アトレティコはCL優勝の可能性十分。シメオネ采配が巧みすぎる (3ページ目)
中山 小澤さんがおっしゃったように、全体として攻撃の部分での進化を感じます。たしかにラ・リーガでのバルセロナ戦は守備一辺倒になってしまいましたが、それ以外の試合では攻撃のバリエーションが確実に増えている印象を受けます。
今から3年前、フェレイラ・カラスコが加入した2015-16シーズンにも同じように攻撃の進化を見せ始めていたシーズンがありましたけど、当時は得点力が上がった一方で、守備が破たんしてしまって調子を落としたことがありました。

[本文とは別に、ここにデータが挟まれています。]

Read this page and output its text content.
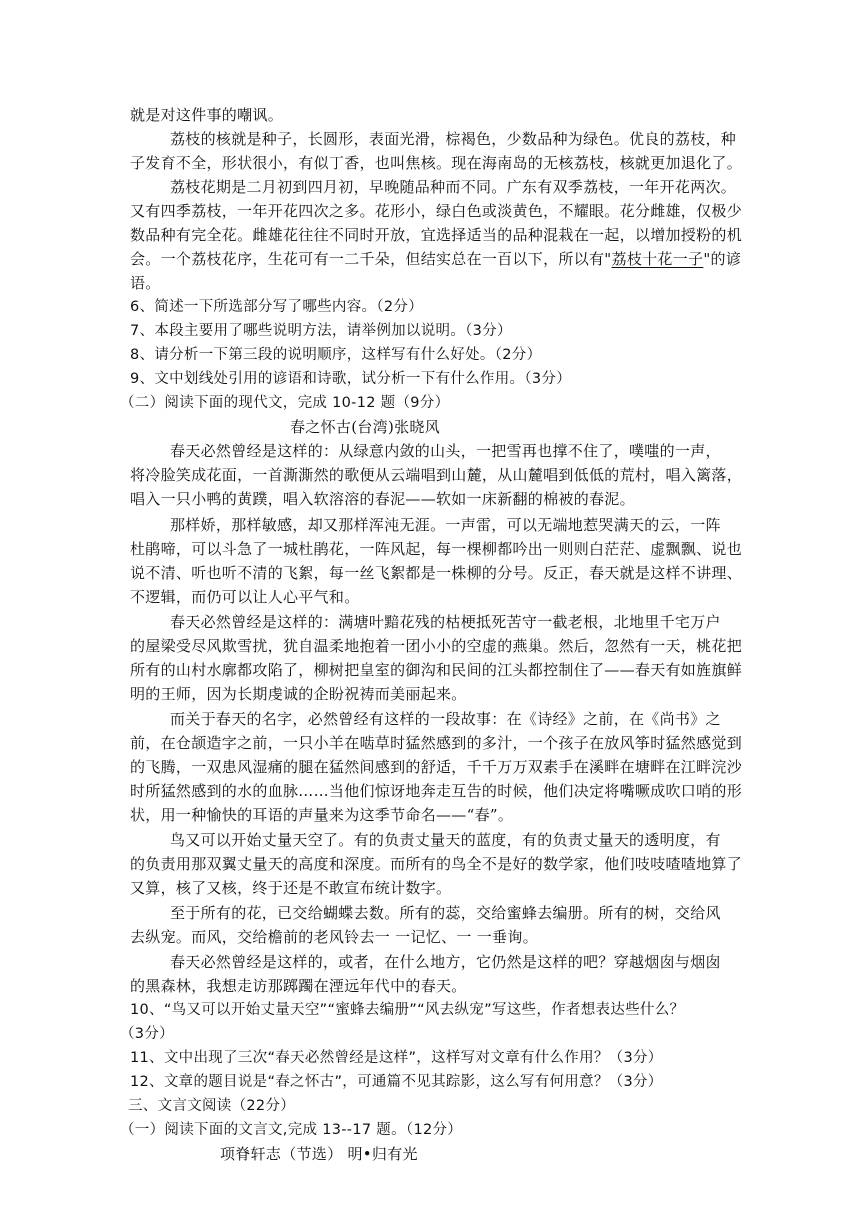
就是对这件事的嘲讽。
荔枝的核就是种子，长圆形，表面光滑，棕褐色，少数品种为绿色。优良的荔枝，种
子发育不全，形状很小，有似丁香，也叫焦核。现在海南岛的无核荔枝，核就更加退化了。
荔枝花期是二月初到四月初，早晚随品种而不同。广东有双季荔枝，一年开花两次。
又有四季荔枝，一年开花四次之多。花形小，绿白色或淡黄色，不耀眼。花分雌雄，仅极少
数品种有完全花。雌雄花往往不同时开放，宜选择适当的品种混栽在一起，以增加授粉的机
会。一个荔枝花序，生花可有一二千朵，但结实总在一百以下，所以有"荔枝十花一子"的谚
语。
6、简述一下所选部分写了哪些内容。（2分）
7、本段主要用了哪些说明方法，请举例加以说明。（3分）
8、请分析一下第三段的说明顺序，这样写有什么好处。（2分）
9、文中划线处引用的谚语和诗歌，试分析一下有什么作用。（3分）
（二）阅读下面的现代文，完成 10-12 题（9分）
春之怀古(台湾)张晓风
春天必然曾经是这样的：从绿意内敛的山头，一把雪再也撑不住了，噗嗤的一声，
将冷脸笑成花面，一首澌澌然的歌便从云端唱到山麓，从山麓唱到低低的荒村，唱入篱落，
唱入一只小鸭的黄蹼，唱入软溶溶的春泥——软如一床新翻的棉被的春泥。
那样娇，那样敏感，却又那样浑沌无涯。一声雷，可以无端地惹哭满天的云，一阵
杜鹃啼，可以斗急了一城杜鹃花，一阵风起，每一棵柳都吟出一则则白茫茫、虚飘飘、说也
说不清、听也听不清的飞絮，每一丝飞絮都是一株柳的分号。反正，春天就是这样不讲理、
不逻辑，而仍可以让人心平气和。
春天必然曾经是这样的：满塘叶黯花残的枯梗抵死苦守一截老根，北地里千宅万户
的屋梁受尽风欺雪扰，犹自温柔地抱着一团小小的空虚的燕巢。然后，忽然有一天，桃花把
所有的山村水廓都攻陷了，柳树把皇室的御沟和民间的江头都控制住了——春天有如旌旗鲜
明的王师，因为长期虔诚的企盼祝祷而美丽起来。
而关于春天的名字，必然曾经有这样的一段故事：在《诗经》之前，在《尚书》之
前，在仓颉造字之前，一只小羊在啮草时猛然感到的多汁，一个孩子在放风筝时猛然感觉到
的飞腾，一双患风湿痛的腿在猛然间感到的舒适，千千万万双素手在溪畔在塘畔在江畔浣沙
时所猛然感到的水的血脉……当他们惊讶地奔走互告的时候，他们决定将嘴噘成吹口哨的形
状，用一种愉快的耳语的声量来为这季节命名——“春”。
鸟又可以开始丈量天空了。有的负责丈量天的蓝度，有的负责丈量天的透明度，有
的负责用那双翼丈量天的高度和深度。而所有的鸟全不是好的数学家，他们吱吱喳喳地算了
又算，核了又核，终于还是不敢宣布统计数字。
至于所有的花，已交给蝴蝶去数。所有的蕊，交给蜜蜂去编册。所有的树，交给风
去纵宠。而风，交给檐前的老风铃去一 一记忆、一 一垂询。
春天必然曾经是这样的，或者，在什么地方，它仍然是这样的吧？穿越烟囱与烟囱
的黑森林，我想走访那踯躅在湮远年代中的春天。
10、“鸟又可以开始丈量天空”“蜜蜂去编册”“风去纵宠”写这些，作者想表达些什么？
（3分）
11、文中出现了三次“春天必然曾经是这样”，这样写对文章有什么作用？（3分）
12、文章的题目说是“春之怀古”，可通篇不见其踪影，这么写有何用意？（3分）
三、文言文阅读（22分）
（一）阅读下面的文言文,完成 13--17 题。（12分）
项脊轩志（节选） 明•归有光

その時シメオネはシーズン途中に原点回帰し、もう一度ディフェンスを構築し直してV字回復をしましたが、今シーズンは同じ轍を踏まないような気がします。ロドリやルマルといった新戦力が当たったことと、トーマス・パーテイが成長していることが、その要因になっていると思います。

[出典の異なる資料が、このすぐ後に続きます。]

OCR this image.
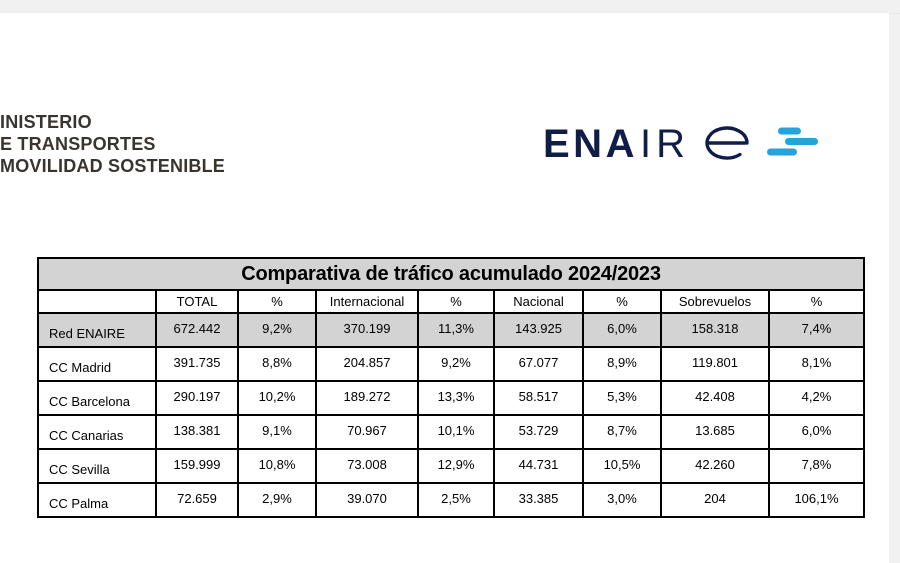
INISTERIO
E TRANSPORTES
MOVILIDAD SOSTENIBLE	ENA IR
Comparativa de tráfico acumulado 2024/2023								
	TOTAL	%	Internacional	%	Nacional	%	Sobrevuelos	%
Red ENAIRE	672.442	9,2%	370.199	11,3%	143.925	6,0%	158.318	7,4%
CC Madrid	391.735	8,8%	204.857	9,2%	67.077	8,9%	119.801	8,1%
CC Barcelona	290.197	10,2%	189.272	13,3%	58.517	5,3%	42.408	4,2%
CC Canarias	138.381	9,1%	70.967	10,1%	53.729	8,7%	13.685	6,0%
CC Sevilla	159.999	10,8%	73.008	12,9%	44.731	10,5%	42.260	7,8%
CC Palma	72.659	2,9%	39.070	2,5%	33.385	3,0%	204	106,1%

小澤 今シーズンは、自陣にこもって守る時間帯は減っています。前からプレッシングをハメに行きますし、ボールを持ったらしっかりつなぐこともできます。やはりボランチの選手が足元でさばけるトーマスやロドリでハマったことが大きいと思いますね。それまではガビが長くプレーしていたのですが、彼がいた時はなかなか足元でつなぐことは難しいですし、ビルドアップ時にあまり関与できないという部分がありましたから。彼が昨シーズンから実質的にはベンチを温めるようになって退団の方向に傾いていたので、今シーズンになってそこがスッキリしたという部分はあると思います。
中山 たとえば4-0で大敗したドルトムント戦も、前半に不運な失点があって1-0で後半を迎えたアトレティコが、後半開始からロドリを投入して攻撃的に出たことがありました。結局、攻撃的に出たことによって後半に3失点してしまったわけですが、これまでのシメオネ采配からすれば、これはすごく大きな変化だと思うんです。
そんななか、次にホームにドルトムントを迎えた試合ではアトレティコらしい試合をしてきっちり2-0で勝利できた。そういった戦い方の切り替えもできるようになったことを考えると、3シーズン前の失敗が生かされているというか、シメオネの持つ引き出しも明らかに増えていると見ていいのではないでしょうか。つまりそれは、守備一辺倒で勝ち上がりながら優勝トロフィーを手にすることはできなかったアトレティコの限界値を超えられるかもしれないという、ある種のシグナルのような気もします。
小澤 監督がチャレンジしているので、選手もそこに乗っかっている感じはしますね。それに、前回話題になったバイエルンやマドリーと違って、アトレティコはルマル、ロドリ、サンティアゴ・アリアスなど新陳代謝が大胆にできています。そこまで絶対的な選手がいなかったという部分はあったにせよ、ビトーロもケガから復帰しましたし、ニコラ・カリニッチもフィットし始めていますし、選手層は確実に厚くなっていますよね。
倉敷 シメオネはやり繰り上手です。移籍で選手を失ってもどんなタイプの強敵にも戦えるチームを毎回作ってくる。しかし、チャンピオンズリーグの本命には推しにくい。シメオネがマンネリ化しないよう工夫してやり繰りしているし、コーチ陣と選手の経験値でベスト4あたりまでは危なげなく計算できます。でも、そこからのプラスアルファに欠ける。アントワーヌ・グリーズマンやジエゴ・コスタが最後まで絶好調のシーズンでなかったらチャンピオンズで勝つことはないのかなという気もします。